Arm Holdings modified its approach to deliver new chip blueprints and software development tools specifically designed to improve smartphone artificial intelligence (AI) capabilities.
Arm technology has been instrumental in the rise of smartphones and is finding increasing use in personal computers and data centres, with chip designers valuing its energy efficiency. Smartphones remain their primary market, where Arm supplies intellectual property to major players like Apple, Qualcomm, and MediaTek.
The company introduced fresh central processing unit (CPU) designs optimised for AI workloads alongside new graphics processing units (GPUs). Additionally, software tools were provided to streamline the execution of chatbot and other AI code on Arm chips.

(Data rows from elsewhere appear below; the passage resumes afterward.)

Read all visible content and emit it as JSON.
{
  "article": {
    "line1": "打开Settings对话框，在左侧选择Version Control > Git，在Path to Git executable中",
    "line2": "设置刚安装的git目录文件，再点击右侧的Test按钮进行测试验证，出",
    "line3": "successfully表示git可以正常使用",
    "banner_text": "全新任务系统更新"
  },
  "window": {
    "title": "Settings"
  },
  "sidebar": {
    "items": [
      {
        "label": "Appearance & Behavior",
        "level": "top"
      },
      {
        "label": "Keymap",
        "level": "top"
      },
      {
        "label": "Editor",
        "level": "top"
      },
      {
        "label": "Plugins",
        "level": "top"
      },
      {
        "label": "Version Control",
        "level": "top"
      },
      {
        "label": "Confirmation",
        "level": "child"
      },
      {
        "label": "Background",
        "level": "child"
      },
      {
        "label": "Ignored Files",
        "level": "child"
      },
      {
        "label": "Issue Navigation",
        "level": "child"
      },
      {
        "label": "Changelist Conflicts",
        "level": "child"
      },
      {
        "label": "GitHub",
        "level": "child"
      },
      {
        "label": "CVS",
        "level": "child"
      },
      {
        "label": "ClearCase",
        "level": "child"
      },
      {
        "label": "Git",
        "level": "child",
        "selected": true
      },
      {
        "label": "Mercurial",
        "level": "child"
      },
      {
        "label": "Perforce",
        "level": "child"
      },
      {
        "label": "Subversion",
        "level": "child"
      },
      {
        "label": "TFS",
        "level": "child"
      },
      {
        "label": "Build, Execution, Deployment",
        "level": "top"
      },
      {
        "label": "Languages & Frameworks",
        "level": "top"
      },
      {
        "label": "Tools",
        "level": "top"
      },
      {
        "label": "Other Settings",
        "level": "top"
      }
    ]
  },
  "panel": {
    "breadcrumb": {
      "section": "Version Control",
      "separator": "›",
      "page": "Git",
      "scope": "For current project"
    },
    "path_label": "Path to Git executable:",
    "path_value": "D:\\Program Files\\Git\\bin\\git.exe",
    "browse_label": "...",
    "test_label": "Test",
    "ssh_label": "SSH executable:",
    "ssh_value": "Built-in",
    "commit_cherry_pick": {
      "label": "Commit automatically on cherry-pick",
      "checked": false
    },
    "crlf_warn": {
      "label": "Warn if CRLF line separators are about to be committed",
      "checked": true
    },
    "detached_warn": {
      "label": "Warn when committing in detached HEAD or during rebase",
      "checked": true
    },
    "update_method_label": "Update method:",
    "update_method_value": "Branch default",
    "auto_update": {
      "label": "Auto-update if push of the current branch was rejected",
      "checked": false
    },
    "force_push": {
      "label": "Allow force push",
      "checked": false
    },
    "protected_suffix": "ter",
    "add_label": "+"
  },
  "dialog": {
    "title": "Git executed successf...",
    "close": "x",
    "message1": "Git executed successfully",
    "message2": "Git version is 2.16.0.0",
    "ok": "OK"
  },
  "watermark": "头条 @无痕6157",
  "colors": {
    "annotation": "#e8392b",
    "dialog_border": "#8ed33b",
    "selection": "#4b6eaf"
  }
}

A significant change lies in the method of product delivery. Previously, Arm supplied technology as specifications or abstract designs requiring chip companies to translate them into physical blueprints – a complex task involving the arrangement of billions of transistors, the microscopic switches forming the foundation of chips.
Arm collaborated with Samsung Electronics and Taiwan Semiconductor Manufacturing Company for these new offerings to deliver manufacturing-ready physical design blueprints.
Chris Bergey, Senior Vice President and General Manager of Arm’s client line of business emphasised that Arm does not intend to compete with its customers. Their objective is to expedite their time-to-market while enabling them to focus on other crucial chip components for both PCs and phones, such as neural processing units (NPUs) delivering superior AI performance.
The significance of NPUs has grown to the point where Microsoft has declared that its most recent AI features will not function without them. Arm presently does not offer NPU technology for phones or PCs. However, Bergey indicated the company's intention to provide more "complete" designs that chip firms can integrate with their NPUs.